HUVEC co-culture and haematopoietic growth factors modulate human proliferative monocyte activity

Monocytes and macrophages are often claimed to have limited potential for proliferation in vivo and in vitro although a human monocyte subset with increased potential to proliferate in culture, termed the proliferative monocyte (PM), has previously been identified. The response of the putatively less mature PM to conditions conducive to haematopoietic stem cell culture was determined. Co-culture of monocytes on a HUVEC monolayer induced up to four cell divisions in a 9 day period. The PM response to haematopoietic growth factors (Flt3L, SCF, IL-6, IL-3 and M-CSF) was determined. M-CSF induced the greatest proliferative response in PM; IL-3 and Flt3L reduced basal and M-CSF-induced proliferation. The inhibition of M-CSFR kinase activity by GW2580 indicated that the ligand(s) for this receptor was a potent inducer of proliferation of this subset; inhibitors of intracellular signalling pathways also reduced PM proliferation.

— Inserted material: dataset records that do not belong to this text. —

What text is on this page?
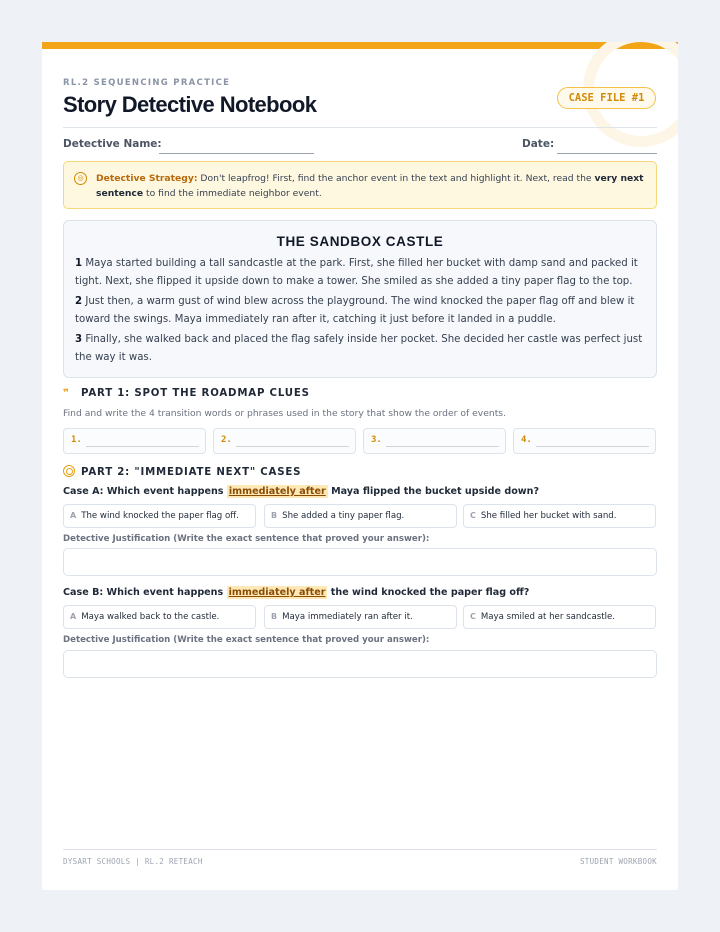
RL.2 SEQUENCING PRACTICE
Story Detective Notebook	CASE FILE #1
Detective Name:	Date:
◎	Detective Strategy: Don't leapfrog! First, find the anchor event in the text and highlight it. Next, read the very next sentence to find the immediate neighbor event.
THE SANDBOX CASTLE
1 Maya started building a tall sandcastle at the park. First, she filled her bucket with damp sand and packed it tight. Next, she flipped it upside down to make a tower. She smiled as she added a tiny paper flag to the top.
2 Just then, a warm gust of wind blew across the playground. The wind knocked the paper flag off and blew it toward the swings. Maya immediately ran after it, catching it just before it landed in a puddle.
3 Finally, she walked back and placed the flag safely inside her pocket. She decided her castle was perfect just the way it was.
❞ PART 1: SPOT THE ROADMAP CLUES
Find and write the 4 transition words or phrases used in the story that show the order of events.
1.	2.	3.	4.
PART 2: "IMMEDIATE NEXT" CASES
Case A: Which event happens immediately after Maya flipped the bucket upside down?
A The wind knocked the paper flag off.	B She added a tiny paper flag.	C She filled her bucket with sand.
Detective Justification (Write the exact sentence that proved your answer):
Case B: Which event happens immediately after the wind knocked the paper flag off?
A Maya walked back to the castle.	B Maya immediately ran after it.	C Maya smiled at her sandcastle.
Detective Justification (Write the exact sentence that proved your answer):
DYSART SCHOOLS | RL.2 RETEACH	STUDENT WORKBOOK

► Human monocyte-derived cells proliferate when cultured on a HUVEC monolayer. ► Haematopoietic growth factors (M-CSF, SCF, IL-6, IL-3 and Flt3L) modulate the proliferation of monocyte-derived cells. ► The proliferative response to M-CSF is reduced by the presence of IL-3 and Flt3L. ► Inhibition of M-CSFR kinase activity reduces human monocyte proliferation.